Synthesis and intramolecular crosslinking of chlorambucilyl (prolyl)n [3H]phenylalanyl-tRNAPhe (yeast), n = 0, 5, 11 and 15.

Rigid, variable-length oligoproline crosslinking reagents, which we call molecular rulers, are a potentially powerful tool for probing the solution structures of tRNA and other biological macromolecules. We wish to demonstrate the feasibility of molecular rulers on a well-studied model system, yeast phenylalanine tRNA, before applying them to less well understood structures. We have found chlorambucil (4-(4-(bis(2-chloroethyl)amino)phenyl)-butanoic acid) to be suitable for use as an alkylating function attached to the imino end of oligo-L-proline spacers which are peptide bonded at their carboxyl ends to the alpha-amine of [3H]Phe-tRNAPhe (yeast). Chlorambucil and chlorambucilyl oligoprolines may be readily and sensitively assayed by their alkylation kinetics with aqueous pyridine as measured by optical absorbance of the product.
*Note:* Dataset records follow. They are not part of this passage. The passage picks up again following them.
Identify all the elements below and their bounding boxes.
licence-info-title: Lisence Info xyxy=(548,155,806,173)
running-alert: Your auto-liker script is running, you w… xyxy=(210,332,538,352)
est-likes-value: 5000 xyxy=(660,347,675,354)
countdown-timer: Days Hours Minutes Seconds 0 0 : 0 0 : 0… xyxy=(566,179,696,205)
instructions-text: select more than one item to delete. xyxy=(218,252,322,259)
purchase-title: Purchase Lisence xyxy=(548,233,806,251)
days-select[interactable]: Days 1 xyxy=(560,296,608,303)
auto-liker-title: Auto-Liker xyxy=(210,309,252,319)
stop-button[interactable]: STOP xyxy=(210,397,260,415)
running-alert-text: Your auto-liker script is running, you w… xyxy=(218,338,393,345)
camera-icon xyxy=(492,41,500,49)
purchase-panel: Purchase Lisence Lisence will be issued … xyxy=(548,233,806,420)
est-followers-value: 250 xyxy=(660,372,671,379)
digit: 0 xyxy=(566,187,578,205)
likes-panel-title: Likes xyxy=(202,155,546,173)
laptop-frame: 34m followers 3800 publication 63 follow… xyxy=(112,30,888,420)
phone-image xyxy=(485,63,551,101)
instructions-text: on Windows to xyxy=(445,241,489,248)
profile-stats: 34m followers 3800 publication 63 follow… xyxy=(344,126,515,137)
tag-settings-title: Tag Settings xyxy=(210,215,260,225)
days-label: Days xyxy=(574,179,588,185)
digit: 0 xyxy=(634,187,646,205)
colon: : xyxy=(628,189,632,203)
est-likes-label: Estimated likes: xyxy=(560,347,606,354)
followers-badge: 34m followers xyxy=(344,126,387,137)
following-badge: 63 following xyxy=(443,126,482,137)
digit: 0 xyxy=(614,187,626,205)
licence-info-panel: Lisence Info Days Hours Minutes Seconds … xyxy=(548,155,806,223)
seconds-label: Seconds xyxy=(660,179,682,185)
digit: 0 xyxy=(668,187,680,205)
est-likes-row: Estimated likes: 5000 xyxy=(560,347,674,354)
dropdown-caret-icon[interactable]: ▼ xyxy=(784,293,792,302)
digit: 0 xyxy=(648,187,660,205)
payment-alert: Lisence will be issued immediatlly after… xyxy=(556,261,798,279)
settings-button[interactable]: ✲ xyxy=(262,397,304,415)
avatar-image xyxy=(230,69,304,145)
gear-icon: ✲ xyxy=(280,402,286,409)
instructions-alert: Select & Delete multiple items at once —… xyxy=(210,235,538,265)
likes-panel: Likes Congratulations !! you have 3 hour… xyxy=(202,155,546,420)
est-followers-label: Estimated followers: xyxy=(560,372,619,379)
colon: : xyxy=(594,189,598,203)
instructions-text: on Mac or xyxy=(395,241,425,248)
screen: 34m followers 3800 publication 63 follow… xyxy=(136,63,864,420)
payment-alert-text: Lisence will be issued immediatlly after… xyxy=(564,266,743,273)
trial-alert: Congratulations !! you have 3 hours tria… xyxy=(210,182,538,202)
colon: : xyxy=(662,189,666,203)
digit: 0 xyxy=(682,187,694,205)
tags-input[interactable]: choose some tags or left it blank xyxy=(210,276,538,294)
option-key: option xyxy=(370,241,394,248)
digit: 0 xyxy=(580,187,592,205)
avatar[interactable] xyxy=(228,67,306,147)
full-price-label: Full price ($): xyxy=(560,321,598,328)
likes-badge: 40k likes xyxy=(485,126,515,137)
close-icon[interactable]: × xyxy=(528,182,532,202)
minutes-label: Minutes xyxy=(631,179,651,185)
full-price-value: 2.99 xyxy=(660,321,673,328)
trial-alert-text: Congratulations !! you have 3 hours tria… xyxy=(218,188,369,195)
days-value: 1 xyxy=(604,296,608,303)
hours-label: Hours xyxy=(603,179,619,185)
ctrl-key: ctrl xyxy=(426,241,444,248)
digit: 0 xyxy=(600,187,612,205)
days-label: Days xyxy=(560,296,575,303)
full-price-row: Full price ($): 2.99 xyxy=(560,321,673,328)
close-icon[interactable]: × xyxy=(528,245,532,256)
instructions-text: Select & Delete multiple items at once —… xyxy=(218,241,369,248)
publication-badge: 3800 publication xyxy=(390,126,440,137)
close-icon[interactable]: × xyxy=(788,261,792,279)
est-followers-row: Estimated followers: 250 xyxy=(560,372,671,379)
The pyridine reaction seemed to be the first order in chlorambucil, k1 = (5.4 +/- 1.0) X 10(-3) min-1, zero order in pyridine, and was strongly inhibited by Me2SO. Filter assays of tRNA alkylation by chlorambucilyl [3H]prolyl proline suggested that this reaction is also first order in alkylation reagent, but somewhat dependent on tRNA concentration, and also strongly inhibited by Me2SO. Full alkylation activity was regained upon removal of Me2SO. Modification of [3H]Phe-tRNAPhe (yeast) with the N-hydroxysuccinimide esters of chlorambucilyl (prolyl)n was accomplished with yields of 100% for n = 0, 92% for n = 5, 94% for n = 11 and 44% for n = 15, in 80% Me2SO/CHCl3 at pH 9, 37 degrees C, conditions under which chlorambucil alkylation of tRNA is strongly inhibited. The rates of intramolecular crosslinking of chlorambucilyl (prolyl)n [3H]Phe-tRNAPhe (yeast) were measured assuming a first-order process, giving K1 = (5.3 +/- 0.2) X 10(-3) min-1 for n = 0, (3.2 +/- 0.4) X 10(-4) min-1 for n = 5, (6.8 +/- 0.8) X 10(-5) min-1 for n = 11 and (1.6 +/- 0.4) X 10(-4) min-1 for n = 15. Yields of intramolecularly crosslinked tRNA were 80% for n = 0 after 4 h in 10 mM NH4OAc (pH 6)/1 mM Mg(OAc)2 at 37 degrees C, 7% for n = 5, 3% for n = 11, and 5% for n = 15.